The Foreign Intelligence Surveillance Act, or FISA, expires at the end of this year. This is the law that empowered the FBI to secretly spy on the American people. Will Congress renew it – perhaps even amend it somewhat, as has been done in the past? Not if Rep. Matt Gaetz (R-FL) and his allies have their way.
Gaetz is leading the charge, but much of the House Judiciary Subcommittee seemed to agree with him in a July 14 hearing, at least regarding the fact that FISA is rife with corruption and misuse and that it’s a problem that must be solved. Just how to fix it – or whether to fix it at all as opposed to simply letting it die at the end of the year – was the topic of the almost three-hour hearing.
As Controversial as the Events That Inspired It
Many probably think of FISA and government surveillance of civilians in general as a very post-9/11 thing – and, in a sense, it is. But FISA is, in fact, the Foreign Intelligence Surveillance Act of 1978. Passed in the wake of the Watergate scandal, it allowed the government to keep tabs on Americans suspected of communicating with foreign agents. The Patriot Act greatly expanded the scope of FISA after the terror attacks of 2001, however, and there have been numerous minor changes since, including making it easier for the government to get a warrant to secretly surveil US citizens, for example.
“Since that time, and during this period of authorization, we’ve seen more than a million illegal FISA searches,” Gaetz said. “We’ve seen creepy behavior like FBI officials searching information on their exes. And we’ve seen a total lack of oversight from the court.” And who can forget the FISA request containing 17 errors that was submitted four separate times during the FBI’s Crossfire Hurricane investigation into the campaign of a presidential candidate – namely, Donald Trump? As Liberty Nation put it in 2020, “the idea that this many errors approved by that many officials was accidental is preposterous.”
It’s so preposterous that even the current director of the FBI, Christopher Wray, admitted that the handling of that investigation was “totally unacceptable” and “improper” while being questioned by the House Judiciary Committee Wednesday. Though, of course, that was all his predecessor’s fault. Comey ran the Bureau back then, Wray was careful to point out.
Is the FISA Era Finally at an End?
“I think most folks are increasingly concerned about centralized power with our national security apparatus, given how political they’ve become,” said Gaetz, who introduced a resolution to let FISA die at the end of the year. “I take great lengths in my legislation to point out that it’s both left-wing groups like BLM and it’s also folks who were at the Capitol on January 6, who have seen their rights unfairly violated by FISA, and I’m equally aggrieved by both.”
After just over four pages of “whereas” clauses detailing the myriad abuses that the public is aware of, Gaetz’s resolution simply states:
“Now, therefore, be it Resolved, That it is the sense of the House of Representatives that the authorities under section 702 of the Foreign Intelligence Surveillance Act of 1978 should be allowed to expire at the end of this calendar year.”

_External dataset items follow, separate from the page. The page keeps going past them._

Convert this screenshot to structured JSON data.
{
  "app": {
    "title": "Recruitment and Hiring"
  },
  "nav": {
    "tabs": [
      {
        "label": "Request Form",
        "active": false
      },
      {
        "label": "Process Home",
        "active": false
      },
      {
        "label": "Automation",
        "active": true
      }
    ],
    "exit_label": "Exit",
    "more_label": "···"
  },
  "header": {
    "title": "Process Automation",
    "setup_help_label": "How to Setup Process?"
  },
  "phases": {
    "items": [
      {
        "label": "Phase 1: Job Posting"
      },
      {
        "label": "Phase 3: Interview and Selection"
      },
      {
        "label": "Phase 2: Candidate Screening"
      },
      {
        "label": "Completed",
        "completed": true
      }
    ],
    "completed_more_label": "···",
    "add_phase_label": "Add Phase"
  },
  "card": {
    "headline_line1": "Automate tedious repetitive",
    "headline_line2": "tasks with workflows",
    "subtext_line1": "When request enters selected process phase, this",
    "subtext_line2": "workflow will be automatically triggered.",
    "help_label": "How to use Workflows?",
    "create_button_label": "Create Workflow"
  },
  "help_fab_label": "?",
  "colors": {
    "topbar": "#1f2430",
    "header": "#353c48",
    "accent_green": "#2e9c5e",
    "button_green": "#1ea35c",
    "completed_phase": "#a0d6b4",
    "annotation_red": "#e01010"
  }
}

So is that it? Will December 31, 2023, mark the end of the FISA era? The House voted 256-164 to renew FISA in 2018, the last time it came up, but that was before the corruption was exposed by the Durham report was known.
Appealing to the more extreme elements across the aisle may help, as Gaetz currently has but seven co-sponsors on the resolution. While Friday’s hearing did seem to go their way, those who hope to see FISA die this year will need more than just a single-digit handful of votes to make it happen.
In 2018, the Democrats were the biggest hurdle to the renewal. 191 Republicans voted for it with just 45 opposed, but the Democrats turned out 119-65 against. In theory, the syntax of the resolution benefits Gaetz and his compatriots. Rather than passing a bill through both the House and Senate, all he and his allies must do to watch FISA die at their feet is to capture that simple majority in the House. A unanimous vote in the Senate couldn’t renew FISA over the simple majority in the House holding it back.